Why do comparison articles always show SIP winning?
Because most comparison articles are published by mutual fund distributors or platforms earning commissions. They cherry-pick the 2013-2024 bull run (where Nifty did 14%+ CAGR) and ignore 2008-2013 (where SIP barely beat FD). They also compare pre-tax SIP returns with pre-tax FD returns — ignoring that PPF is tax-free. An honest comparison must use post-tax returns, include worst-case periods, and adjust for inflation and risk.
Gold gave 0% real return for 20 years — can that happen again?
Yes. From 1980 to 2000, gold in INR terms delivered approximately 0% real return (price increase matched inflation). The 2001-2024 run (10%+ CAGR in INR) is historically anomalous, driven by rupee depreciation and global monetary expansion. Gold is NOT a guaranteed inflation hedge — it is a currency depreciation hedge. If the rupee stabilizes or strengthens, gold returns could disappoint for extended periods.

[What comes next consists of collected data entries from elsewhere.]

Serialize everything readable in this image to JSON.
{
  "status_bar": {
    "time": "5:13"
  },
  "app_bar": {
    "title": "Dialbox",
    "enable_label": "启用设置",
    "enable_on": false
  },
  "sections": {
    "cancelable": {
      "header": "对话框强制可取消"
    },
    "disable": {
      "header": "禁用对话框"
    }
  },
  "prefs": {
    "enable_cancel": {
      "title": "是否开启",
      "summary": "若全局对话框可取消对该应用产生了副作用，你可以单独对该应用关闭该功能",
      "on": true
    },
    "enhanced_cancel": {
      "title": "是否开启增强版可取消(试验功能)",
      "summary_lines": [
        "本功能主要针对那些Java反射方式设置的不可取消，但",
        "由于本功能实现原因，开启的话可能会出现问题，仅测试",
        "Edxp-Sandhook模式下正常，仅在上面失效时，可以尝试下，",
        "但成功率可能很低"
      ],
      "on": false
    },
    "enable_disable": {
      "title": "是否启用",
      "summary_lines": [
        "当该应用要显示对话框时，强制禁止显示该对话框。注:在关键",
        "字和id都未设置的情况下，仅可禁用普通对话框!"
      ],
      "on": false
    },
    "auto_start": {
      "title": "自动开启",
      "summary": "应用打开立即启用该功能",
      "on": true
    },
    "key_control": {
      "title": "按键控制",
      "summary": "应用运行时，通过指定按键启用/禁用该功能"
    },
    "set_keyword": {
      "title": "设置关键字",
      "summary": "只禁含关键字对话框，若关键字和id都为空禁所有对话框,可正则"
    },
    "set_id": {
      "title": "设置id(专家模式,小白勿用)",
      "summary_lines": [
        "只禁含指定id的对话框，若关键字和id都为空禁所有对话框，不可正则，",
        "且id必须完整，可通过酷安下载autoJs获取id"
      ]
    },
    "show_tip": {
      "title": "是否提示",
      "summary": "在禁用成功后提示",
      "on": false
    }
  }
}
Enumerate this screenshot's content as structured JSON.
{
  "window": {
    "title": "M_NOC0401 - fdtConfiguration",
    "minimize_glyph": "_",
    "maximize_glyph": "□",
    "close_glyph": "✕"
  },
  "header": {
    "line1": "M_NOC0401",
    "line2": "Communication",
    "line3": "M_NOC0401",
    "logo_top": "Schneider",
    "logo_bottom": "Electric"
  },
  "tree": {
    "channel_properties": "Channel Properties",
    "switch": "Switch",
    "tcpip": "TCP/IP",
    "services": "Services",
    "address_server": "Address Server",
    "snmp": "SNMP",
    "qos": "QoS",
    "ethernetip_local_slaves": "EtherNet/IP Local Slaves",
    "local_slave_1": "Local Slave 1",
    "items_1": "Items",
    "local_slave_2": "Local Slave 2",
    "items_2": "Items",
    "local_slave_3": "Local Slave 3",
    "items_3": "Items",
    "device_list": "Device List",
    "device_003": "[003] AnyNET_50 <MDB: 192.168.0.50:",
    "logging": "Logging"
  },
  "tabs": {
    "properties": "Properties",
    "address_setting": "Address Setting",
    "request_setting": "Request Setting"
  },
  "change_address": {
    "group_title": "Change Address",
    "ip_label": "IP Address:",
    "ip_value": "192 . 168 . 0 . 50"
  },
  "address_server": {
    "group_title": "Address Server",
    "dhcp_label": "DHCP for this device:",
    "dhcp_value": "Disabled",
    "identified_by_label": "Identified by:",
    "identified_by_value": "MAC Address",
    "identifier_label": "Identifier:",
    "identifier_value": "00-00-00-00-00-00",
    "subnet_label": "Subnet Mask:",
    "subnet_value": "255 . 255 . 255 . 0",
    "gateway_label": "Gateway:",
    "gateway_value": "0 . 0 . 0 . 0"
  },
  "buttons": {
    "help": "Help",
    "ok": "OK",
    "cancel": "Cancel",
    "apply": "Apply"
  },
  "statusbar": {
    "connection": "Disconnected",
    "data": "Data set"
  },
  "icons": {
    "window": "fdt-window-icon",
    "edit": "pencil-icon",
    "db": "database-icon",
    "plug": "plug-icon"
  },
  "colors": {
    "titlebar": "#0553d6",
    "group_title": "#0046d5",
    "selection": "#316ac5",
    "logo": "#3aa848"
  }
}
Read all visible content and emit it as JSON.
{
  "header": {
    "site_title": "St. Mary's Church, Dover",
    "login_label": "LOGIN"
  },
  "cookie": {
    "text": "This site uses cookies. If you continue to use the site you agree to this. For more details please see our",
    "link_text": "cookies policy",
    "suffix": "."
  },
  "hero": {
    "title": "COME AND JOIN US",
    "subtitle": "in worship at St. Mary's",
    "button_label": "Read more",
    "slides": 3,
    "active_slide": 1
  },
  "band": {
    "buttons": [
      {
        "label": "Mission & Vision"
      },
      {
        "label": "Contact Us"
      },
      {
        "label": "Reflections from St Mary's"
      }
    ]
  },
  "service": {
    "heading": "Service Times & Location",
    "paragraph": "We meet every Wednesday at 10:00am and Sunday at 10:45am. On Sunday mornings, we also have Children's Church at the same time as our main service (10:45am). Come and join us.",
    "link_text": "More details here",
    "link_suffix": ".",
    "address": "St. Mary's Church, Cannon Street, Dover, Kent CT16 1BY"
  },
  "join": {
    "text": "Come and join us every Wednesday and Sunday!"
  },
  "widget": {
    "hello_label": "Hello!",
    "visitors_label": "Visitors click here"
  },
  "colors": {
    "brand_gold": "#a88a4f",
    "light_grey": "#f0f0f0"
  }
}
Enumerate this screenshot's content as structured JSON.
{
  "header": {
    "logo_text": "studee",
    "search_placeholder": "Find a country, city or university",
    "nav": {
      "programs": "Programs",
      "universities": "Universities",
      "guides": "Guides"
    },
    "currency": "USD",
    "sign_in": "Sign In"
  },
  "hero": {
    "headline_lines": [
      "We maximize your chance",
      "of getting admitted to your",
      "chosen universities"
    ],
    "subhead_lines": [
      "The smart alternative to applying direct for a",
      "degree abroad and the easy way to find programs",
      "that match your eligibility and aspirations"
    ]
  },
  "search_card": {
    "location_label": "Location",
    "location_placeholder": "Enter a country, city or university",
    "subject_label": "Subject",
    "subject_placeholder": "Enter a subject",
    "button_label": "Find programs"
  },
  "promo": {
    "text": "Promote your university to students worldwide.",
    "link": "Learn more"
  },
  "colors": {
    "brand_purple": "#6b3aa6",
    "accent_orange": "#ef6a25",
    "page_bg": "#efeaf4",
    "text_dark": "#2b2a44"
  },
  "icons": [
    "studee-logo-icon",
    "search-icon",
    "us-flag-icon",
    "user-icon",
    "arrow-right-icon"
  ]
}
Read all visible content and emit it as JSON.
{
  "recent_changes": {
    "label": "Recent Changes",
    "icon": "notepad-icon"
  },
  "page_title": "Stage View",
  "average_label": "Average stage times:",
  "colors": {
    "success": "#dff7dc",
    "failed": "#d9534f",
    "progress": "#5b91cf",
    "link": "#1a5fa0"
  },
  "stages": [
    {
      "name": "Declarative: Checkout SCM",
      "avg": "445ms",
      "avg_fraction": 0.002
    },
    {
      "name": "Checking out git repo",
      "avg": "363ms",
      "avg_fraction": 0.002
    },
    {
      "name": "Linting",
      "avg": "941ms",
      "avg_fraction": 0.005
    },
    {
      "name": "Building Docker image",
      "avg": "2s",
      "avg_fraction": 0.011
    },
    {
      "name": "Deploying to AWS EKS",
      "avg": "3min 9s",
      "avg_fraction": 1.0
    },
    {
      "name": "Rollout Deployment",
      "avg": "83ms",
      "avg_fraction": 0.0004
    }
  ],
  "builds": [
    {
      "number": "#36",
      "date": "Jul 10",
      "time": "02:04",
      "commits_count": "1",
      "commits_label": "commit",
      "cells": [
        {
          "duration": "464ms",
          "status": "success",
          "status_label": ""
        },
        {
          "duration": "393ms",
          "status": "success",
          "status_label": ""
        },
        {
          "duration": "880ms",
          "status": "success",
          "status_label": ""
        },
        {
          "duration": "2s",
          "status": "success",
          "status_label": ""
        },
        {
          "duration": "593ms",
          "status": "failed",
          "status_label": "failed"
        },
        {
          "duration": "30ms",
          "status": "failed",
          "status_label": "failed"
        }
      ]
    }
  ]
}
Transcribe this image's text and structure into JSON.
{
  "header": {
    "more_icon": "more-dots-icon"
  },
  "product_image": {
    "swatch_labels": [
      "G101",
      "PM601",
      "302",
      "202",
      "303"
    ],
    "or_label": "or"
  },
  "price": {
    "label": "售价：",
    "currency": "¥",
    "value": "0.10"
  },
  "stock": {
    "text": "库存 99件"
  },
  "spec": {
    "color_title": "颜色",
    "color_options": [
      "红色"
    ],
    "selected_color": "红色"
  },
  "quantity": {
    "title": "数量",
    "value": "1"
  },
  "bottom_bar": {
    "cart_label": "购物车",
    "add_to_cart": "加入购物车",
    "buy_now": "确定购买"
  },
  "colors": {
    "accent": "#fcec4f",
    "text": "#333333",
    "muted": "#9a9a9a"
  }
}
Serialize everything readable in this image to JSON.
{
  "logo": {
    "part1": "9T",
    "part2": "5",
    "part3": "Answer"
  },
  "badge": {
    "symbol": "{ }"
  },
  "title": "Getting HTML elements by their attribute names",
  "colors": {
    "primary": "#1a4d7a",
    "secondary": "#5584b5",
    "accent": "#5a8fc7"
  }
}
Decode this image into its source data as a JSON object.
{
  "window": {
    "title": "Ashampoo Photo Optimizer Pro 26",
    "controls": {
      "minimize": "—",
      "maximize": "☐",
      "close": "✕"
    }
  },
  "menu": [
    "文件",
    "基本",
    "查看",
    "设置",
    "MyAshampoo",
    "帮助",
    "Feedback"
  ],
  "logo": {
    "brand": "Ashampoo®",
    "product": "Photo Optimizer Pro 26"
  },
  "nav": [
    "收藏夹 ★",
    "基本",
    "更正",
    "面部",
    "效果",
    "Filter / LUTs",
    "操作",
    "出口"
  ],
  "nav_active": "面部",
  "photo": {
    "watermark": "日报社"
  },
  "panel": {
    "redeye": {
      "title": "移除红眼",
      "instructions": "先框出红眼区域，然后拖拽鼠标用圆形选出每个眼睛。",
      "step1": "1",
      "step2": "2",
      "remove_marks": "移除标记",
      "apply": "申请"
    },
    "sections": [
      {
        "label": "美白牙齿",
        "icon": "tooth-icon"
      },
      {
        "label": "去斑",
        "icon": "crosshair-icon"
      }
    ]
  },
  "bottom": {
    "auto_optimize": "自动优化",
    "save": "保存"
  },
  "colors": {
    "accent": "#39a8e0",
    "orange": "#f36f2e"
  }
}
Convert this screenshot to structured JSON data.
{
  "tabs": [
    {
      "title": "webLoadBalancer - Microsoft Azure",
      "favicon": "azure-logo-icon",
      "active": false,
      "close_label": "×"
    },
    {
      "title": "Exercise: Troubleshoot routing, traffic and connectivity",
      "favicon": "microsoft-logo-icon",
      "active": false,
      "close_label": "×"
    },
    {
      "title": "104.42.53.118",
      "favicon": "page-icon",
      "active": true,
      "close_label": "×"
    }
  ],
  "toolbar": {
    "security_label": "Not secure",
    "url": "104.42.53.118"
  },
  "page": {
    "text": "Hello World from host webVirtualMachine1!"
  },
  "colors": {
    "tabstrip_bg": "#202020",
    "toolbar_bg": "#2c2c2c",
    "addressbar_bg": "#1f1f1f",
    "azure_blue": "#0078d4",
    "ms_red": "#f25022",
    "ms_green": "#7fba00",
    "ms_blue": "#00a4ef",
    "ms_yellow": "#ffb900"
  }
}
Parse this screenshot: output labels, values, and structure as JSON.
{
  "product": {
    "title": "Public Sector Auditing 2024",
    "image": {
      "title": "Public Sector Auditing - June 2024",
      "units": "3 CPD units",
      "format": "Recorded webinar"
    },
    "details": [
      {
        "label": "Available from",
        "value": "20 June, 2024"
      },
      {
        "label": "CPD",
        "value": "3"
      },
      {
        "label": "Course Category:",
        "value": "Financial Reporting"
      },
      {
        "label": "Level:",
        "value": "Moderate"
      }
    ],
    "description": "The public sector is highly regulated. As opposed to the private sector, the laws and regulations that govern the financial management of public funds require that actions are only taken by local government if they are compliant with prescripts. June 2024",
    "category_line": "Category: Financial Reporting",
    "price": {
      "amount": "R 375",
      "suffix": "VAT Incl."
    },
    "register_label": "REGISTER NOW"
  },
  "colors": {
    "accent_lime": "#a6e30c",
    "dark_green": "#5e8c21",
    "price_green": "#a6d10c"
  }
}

What happens to PPF if the interest rate keeps falling?
PPF rate has been cut 9 times since 2000 — from 12% to 7.1%. It is supposed to track 10-year G-sec yield minus 25 basis points, but the government has overridden this formula multiple times. If you start a PPF today projecting 7.1% for 15 years, you are likely wrong. Historical pattern suggests effective rate could average 6.5-6.7% over a full tenure. Even so, the tax-free EEE status means post-tax equivalent remains 9.3-9.6% at 30% bracket — still better than any FD.